All of the members of Tool agree on sacred geometry, which is a study of taking everything that’s complicated about the world and everything that’s concentrative of our world and breaking it down to the simplest things: simple patterns, shapes, colors, vibrations," he noted. "All that kind of stuff.”
He explained how he’d come to lay down “genuine guitar solos” on 10,000 Days. “We had a little more time to experiment," he said. "We had everything written before we went into the studio. Maybe only five percent wasn’t ready.” Jones even made contact with the Eagles’ Joe Walsh who employed a Heil Talk Box on “Those Shoes.”
“My friend who works for the Eagles’ booking agent talked to Joe Walsh and gave him my number," he recalled. "A while later I got a message from Joe on my answering machine: ‘Adam Jones, this is the Talk Box fairy. Give me a call.’ I called him and he was totally cool and gave me a lot of advice.”
10,000 Days was preceded with the release of lead single “Vicarious,” a commentary on the expansion of trial-by-media attitudes, which reached No.2 on the Billboard Mainstream Rock chart. When the album itself arrived, its psychedelic artwork had once again been created by artist Alex Gray ( in association with Jones). He explained that, like some of his previous work with Tool, the material had been influence by ayahuasca, a drink brewed by Amazon shamans that is said to reveal the nature of the universe to the consumer.
The LP was followed by second single “The Pot,” the subject being hypocrisy (“the pot calling the kettle black). It gave the band their first Mainstream Rock No.1 and also a Grammy nomination. “Jambi,” a song about making wishes that features Jones’ Talk Box, was released as a single the following year.
Listen to Tool's 'The Pot'
While reviews were generally positive, many expressed some disappointment.
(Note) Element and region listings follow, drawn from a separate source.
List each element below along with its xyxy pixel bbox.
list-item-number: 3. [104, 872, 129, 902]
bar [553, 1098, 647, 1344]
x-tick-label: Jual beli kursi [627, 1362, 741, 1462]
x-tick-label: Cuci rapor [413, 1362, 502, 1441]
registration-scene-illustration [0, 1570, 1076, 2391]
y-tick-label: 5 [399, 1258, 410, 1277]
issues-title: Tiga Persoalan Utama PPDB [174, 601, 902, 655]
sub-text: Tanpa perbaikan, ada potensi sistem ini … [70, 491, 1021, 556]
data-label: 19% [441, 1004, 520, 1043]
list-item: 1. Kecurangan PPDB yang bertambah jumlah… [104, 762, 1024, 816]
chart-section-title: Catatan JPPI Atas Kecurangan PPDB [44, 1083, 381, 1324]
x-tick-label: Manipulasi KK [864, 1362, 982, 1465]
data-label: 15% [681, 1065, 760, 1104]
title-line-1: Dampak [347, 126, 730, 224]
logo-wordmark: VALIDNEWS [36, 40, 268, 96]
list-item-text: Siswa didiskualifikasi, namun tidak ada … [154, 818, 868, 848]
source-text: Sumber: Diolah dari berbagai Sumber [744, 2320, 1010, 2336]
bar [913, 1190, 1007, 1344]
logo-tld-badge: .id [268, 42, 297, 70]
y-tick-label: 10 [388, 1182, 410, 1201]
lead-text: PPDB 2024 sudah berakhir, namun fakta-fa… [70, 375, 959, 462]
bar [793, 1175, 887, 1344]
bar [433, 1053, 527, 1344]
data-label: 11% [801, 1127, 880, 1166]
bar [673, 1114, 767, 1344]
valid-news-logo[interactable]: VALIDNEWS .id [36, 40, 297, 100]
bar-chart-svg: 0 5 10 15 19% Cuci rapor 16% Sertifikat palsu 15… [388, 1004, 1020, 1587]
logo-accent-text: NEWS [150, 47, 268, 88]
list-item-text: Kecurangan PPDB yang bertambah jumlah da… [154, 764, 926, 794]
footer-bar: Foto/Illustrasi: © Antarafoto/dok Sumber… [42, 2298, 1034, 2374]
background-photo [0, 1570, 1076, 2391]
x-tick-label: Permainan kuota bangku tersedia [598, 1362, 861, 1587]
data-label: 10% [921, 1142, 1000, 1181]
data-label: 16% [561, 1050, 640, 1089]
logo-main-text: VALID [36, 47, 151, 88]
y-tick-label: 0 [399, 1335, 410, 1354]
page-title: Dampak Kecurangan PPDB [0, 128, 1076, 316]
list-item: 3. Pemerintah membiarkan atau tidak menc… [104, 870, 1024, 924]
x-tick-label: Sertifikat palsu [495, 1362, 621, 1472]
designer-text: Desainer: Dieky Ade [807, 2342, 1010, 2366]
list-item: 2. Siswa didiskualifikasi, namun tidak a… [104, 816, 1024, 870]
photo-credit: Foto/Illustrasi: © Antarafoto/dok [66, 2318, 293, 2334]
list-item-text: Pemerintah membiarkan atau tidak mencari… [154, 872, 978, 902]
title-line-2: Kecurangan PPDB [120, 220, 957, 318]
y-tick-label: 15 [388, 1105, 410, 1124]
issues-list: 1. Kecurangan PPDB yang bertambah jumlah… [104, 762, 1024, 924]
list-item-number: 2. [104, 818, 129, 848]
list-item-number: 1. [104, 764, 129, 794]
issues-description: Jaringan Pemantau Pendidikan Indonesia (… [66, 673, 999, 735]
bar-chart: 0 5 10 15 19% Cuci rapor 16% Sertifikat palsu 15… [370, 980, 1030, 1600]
Loudwire called the album “far too evocative and accomplished to consider it a disappointment” but added that it "really only pales in comparison the band's own albums. … That's not to say 10,000 Days isn't resonant – the album is filled with intricate musical interplay and virtuoso performances along with some of the most confessional lyrics Maynard James Keenan has ever shared.”
On the subject of an underlying theme, Keenan said modern society’s version of being politically active – “people sign a petition online or they send an e-mail … that's about as much as they can do” – was “a little depressing to me.”
“So I've noticed that this album has a lot more sadness on it," he added. "We've been joking about it in a way, but this is kind of, like, our blues album. There's still a lot of hope in it, and there's still a lot of positive, fun, silly stuff. But if there's a theme to it, it'd be, 'Hey, you can lead a horse to water, but you can't make him drink. I have witnessed this first-hand – and therefore, you're on your own.’”
Jones put it differently. “Our last record was very healing, very ‘think for yourself," he said. "The attitude on this record is more about putting people in their place, but without controlling them. We’re saying, ‘You have an opinion on this, but this person who went through that whole thing may have a different perspective. You should think about that before you say something.”
He noted that "Maynard writes all his lyrics and he’ll pull in subject matter from our mutual ideas. It might be something that happened to him, but it’s always something that we can all relate to, like telling a friend to back up for a second and try to see things from a different perspective. … At the end of the day, there’s a lot of love from our band. I’m not kidding.”